In 1848, James W. Marshall changed the trajectory of the U.S. economy when he discovered gold in Coloma, CA one fateful morning. Marshall’s discovery sent shockwaves through the United States, and by the end of 1849, thousands of people had migrated to the state in search of their fortune. With the overarching goal of ‘striking it rich,’ California became the dream destination for those trying to find gold. The real winners, however, were those who decided to capitalize on supporting equipment — the picks and shovels.
Today’s cannabis industry in the U.S. mirrors last century’s booming gold rush. With people flocking towards cannabis as a hot new industry (and with California as the hub), the real money makers are far from the plant itself.
Alex Halperin, a journalist and cannabis industry expert, knows this firsthand as the founder of media company WeedWeek. As a freelance reporter for Fast Company in 2014, Alex was tasked with attending MJBizCon, the largest cannabis conference and expo in North America. While there, he immediately became fascinated by the story of this outlaw industry’s conversion to legit business. Several months later he moved to Denver, then the industry’s main hub, and started writing WeedWeek soon after.
Two Sides to the Cannabis Coin
Alex explained that the industry has two components: plant-touching and ancillary. The plant-touching side includes the supply chain: growing, transport, manufacturing, product testing, and retail. Plant touching businesses are subject to legal regulations, taxes and related costs that make it very difficult to make money. Ancillary operations — including lawyers, consultants, accountants, media, and software companies — can operate more normally.

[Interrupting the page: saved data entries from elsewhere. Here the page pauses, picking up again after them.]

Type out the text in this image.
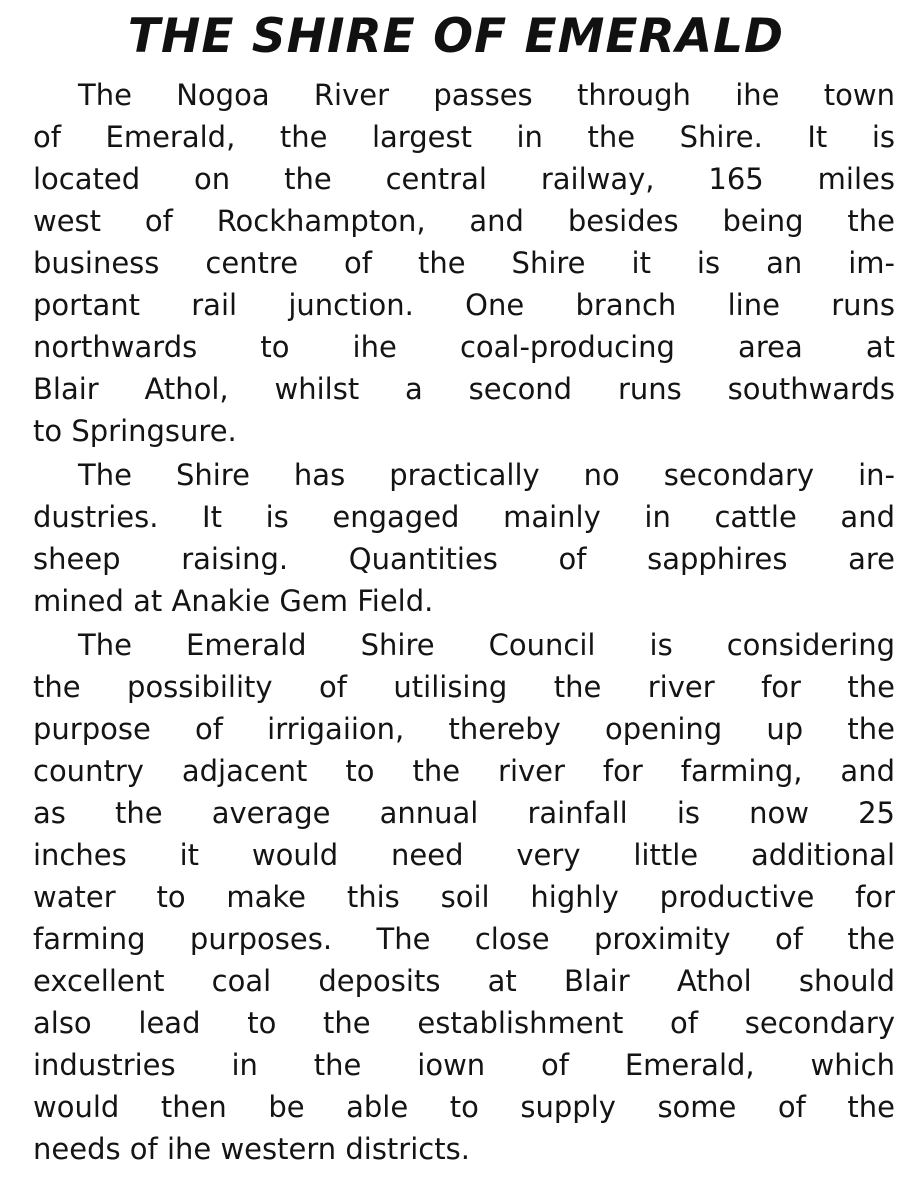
THE SHIRE OF EMERALD
The Nogoa River passes through ihe town
of Emerald, the largest in the Shire. It is
located on the central railway, 165 miles
west of Rockhampton, and besides being the
business centre of the Shire it is an im-
portant rail junction. One branch line runs
northwards to ihe coal-producing area at
Blair Athol, whilst a second runs southwards
to Springsure.
The Shire has practically no secondary in-
dustries. It is engaged mainly in cattle and
sheep raising. Quantities of sapphires are
mined at Anakie Gem Field.
The Emerald Shire Council is considering
the possibility of utilising the river for the
purpose of irrigaiion, thereby opening up the
country adjacent to the river for farming, and
as the average annual rainfall is now 25
inches it would need very little additional
water to make this soil highly productive for
farming purposes. The close proximity of the
excellent coal deposits at Blair Athol should
also lead to the establishment of secondary
industries in the iown of Emerald, which
would then be able to supply some of the
needs of ihe western districts.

Alex says, “If you’re good in the picks and shovels, then you can make money. Those selling and handling the plant are much more vulnerable to regulations and other market challenges.”
Marijuana is federally illegal. It’s classified as a Schedule 1 drug, meaning it has no medical value and carries significant risks. As a result, the industry faces many unique regulatory issues as well as a significant tax burden. For example, about 25 states have legalized recreational use, but each state must decide for itself whether to legalize and then write its own rules. There’s no legal way to sell product across state lines.
Though there’s tremendous demand for the product; many state markets have seen price crashes. Marijuana is still one of the most expensive agricultural products on the market, but prices were inflated due to illegality. Now that states have decided to legalize the selling of marijuana at different paces, there is immense competition, and it is difficult to keep up with each state’s policies. This makes it tremendously challenging to build national brands.
The Path Forward
In 2018 and 2019, many cannabis companies gained momentum and went public in Canada. At the time there was plenty of hype regarding stocks and IPOs. However, since the stocks have largely crashed there’s been a pullback in coverage at some top-tier media outlets. Instead, cannabis trade publications where reporters understand the industry’s nuances are filling in this niche. Today, investors and consumers are more likely to turn towards cannabis trade publications, such as Halperin’s WeedWeek.
WeedWeek is a weekly B2B newsletter focused largely on the politics and business of legalization nationally and in the roughly $5 billion California market. “Because each state is effectively its own industry, it’s very hard to cover the whole thing,” Halperin says.
This CA-specific business model has brought him success and has allowed him to get into more aggressive and investigative journalism, which is exciting for readers and industry stakeholders. WeedWeek publishes a mix of free and paid stories, in addition to virtual events with industry experts.
With marijuana now sold in dozens of states, public relations and media professionals must keep in mind their targeted audiences and the legal ramifications when approaching media relations. As the industry and legal framework continue to evolve, publications like WeedWeek will be vital in staying on top of what’s current.